Lest any man think I mean to be ill-natured when I talk about our pilgrims as I have been talking, I wish to say in all sincerity that I do not. Iwould not listen to lectures from men I did not like and could not respect;and none of these can say I ever took their lectures unkindly, or was restive under the infliction, or failed to try to profit by what they said to me.
They are better men than I am; I can say that honestly; they are good friends of mine, too -- and besides, if they did not wish to be stirred up occasionally in print, why in the mischief did they travel with me? They knew me. They knew my liberal way -- that I like to give and take -- when it is for me to give and other people to take. When one of them threatened to leave me in Damascus when I had the cholera, he had no real idea of doing it -- I know his passionate nature and the good impulses that underlie it.
And did I not overhear Church, another pilgrim, say he did not care who went or who staid, he would stand by me till I walked out of Damascus on my own feet or was carried out in a coffin, if it was a year? And do I not include Church every time I abuse the pilgrims -- and would I be likely to speak ill-naturedly of him ? I wish to stir them up and make them healthy; that is all.

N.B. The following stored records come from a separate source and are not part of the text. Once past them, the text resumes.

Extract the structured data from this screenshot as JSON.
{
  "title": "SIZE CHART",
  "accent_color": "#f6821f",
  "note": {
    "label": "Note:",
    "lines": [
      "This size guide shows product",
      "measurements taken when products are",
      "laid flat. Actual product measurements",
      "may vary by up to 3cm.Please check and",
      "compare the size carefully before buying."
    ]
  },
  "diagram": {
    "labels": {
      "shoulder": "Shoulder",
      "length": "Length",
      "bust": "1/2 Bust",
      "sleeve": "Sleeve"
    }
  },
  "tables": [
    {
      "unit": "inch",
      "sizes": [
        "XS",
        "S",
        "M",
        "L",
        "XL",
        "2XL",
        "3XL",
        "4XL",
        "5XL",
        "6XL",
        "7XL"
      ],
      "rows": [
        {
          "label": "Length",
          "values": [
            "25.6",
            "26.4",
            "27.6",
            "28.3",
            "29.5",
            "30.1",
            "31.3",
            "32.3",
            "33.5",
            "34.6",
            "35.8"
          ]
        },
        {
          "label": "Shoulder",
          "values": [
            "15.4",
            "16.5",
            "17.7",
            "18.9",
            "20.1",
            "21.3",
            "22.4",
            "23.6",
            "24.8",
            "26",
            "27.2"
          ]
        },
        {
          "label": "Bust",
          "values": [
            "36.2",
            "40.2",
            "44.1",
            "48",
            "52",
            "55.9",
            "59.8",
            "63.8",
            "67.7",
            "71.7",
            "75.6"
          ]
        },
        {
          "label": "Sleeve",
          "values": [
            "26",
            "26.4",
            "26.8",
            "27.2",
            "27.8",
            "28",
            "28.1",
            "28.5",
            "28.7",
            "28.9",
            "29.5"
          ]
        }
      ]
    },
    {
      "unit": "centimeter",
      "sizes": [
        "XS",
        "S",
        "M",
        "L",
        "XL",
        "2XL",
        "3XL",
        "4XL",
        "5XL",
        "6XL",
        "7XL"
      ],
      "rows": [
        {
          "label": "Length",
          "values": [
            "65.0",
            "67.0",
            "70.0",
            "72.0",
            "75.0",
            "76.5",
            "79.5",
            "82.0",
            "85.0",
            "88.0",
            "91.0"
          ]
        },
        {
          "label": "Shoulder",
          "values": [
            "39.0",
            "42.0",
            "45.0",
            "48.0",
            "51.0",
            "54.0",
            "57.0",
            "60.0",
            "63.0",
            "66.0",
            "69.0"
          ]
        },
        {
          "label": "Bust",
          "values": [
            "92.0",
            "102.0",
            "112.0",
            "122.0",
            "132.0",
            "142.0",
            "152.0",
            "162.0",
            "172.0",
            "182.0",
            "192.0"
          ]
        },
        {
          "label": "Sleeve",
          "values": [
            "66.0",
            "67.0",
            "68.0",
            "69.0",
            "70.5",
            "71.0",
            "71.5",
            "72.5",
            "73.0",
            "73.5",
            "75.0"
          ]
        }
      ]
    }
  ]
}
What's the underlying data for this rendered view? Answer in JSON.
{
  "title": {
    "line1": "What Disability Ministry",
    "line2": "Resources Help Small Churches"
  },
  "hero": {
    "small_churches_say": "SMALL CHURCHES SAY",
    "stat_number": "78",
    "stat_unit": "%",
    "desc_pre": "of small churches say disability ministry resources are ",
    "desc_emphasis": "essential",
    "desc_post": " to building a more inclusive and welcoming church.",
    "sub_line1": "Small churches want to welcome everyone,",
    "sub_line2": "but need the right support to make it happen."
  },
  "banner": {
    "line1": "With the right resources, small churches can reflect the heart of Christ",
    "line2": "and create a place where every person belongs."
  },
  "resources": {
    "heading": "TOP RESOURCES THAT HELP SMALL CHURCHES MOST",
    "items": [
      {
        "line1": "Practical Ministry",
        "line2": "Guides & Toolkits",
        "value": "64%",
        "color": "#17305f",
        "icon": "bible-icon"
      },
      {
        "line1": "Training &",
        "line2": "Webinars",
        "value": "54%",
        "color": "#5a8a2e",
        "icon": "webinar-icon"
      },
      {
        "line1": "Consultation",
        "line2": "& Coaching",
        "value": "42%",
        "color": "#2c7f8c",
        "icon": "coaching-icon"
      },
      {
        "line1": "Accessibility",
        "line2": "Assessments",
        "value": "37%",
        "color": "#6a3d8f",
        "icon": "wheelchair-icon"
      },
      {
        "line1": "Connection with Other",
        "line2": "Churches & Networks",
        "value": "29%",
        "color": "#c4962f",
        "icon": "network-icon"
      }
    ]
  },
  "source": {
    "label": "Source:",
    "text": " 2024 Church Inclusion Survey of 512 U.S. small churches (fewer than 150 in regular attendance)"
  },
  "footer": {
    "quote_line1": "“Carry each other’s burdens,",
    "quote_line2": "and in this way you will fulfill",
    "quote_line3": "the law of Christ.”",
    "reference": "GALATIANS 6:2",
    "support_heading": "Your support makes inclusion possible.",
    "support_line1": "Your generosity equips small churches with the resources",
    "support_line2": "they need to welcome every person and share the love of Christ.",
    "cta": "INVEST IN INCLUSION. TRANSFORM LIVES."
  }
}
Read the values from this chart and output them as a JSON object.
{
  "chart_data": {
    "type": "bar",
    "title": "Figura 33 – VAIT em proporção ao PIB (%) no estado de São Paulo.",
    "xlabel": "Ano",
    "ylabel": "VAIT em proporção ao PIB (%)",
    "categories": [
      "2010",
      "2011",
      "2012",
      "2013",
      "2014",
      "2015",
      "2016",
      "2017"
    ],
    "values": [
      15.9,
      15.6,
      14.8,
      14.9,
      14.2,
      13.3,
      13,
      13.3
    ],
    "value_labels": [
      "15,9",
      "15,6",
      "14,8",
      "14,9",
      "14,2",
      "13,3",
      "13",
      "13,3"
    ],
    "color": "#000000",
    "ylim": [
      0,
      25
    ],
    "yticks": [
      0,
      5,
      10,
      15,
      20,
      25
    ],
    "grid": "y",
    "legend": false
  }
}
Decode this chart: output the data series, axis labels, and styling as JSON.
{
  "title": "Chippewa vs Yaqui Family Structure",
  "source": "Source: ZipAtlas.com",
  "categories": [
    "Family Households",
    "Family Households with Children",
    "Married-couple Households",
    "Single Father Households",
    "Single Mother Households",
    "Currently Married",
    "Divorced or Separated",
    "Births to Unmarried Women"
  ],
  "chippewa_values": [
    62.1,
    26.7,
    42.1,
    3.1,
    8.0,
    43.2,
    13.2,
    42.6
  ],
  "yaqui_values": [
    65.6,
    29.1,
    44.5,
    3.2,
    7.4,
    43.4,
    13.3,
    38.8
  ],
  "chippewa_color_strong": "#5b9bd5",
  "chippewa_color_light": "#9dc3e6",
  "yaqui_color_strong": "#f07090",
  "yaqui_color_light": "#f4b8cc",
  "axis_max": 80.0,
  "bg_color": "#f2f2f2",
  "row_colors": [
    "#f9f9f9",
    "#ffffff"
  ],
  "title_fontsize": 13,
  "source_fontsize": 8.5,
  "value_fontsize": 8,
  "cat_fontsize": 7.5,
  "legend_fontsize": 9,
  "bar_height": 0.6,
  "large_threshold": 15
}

We had left Capernaum behind us. It was only a shapeless ruin. lt bore no semblance to a town, and had nothing about it to suggest that it had ever been a town. But all desolate and unpeopled as it was, it was illustrious ground. From it sprang that tree of Christianity whose broad arms overshadow so many distant lands to-day. After Christ was tempted of the devil in the desert, he came here and began his teachings; and during the three or four years he lived afterward, this place was his home almost altogether.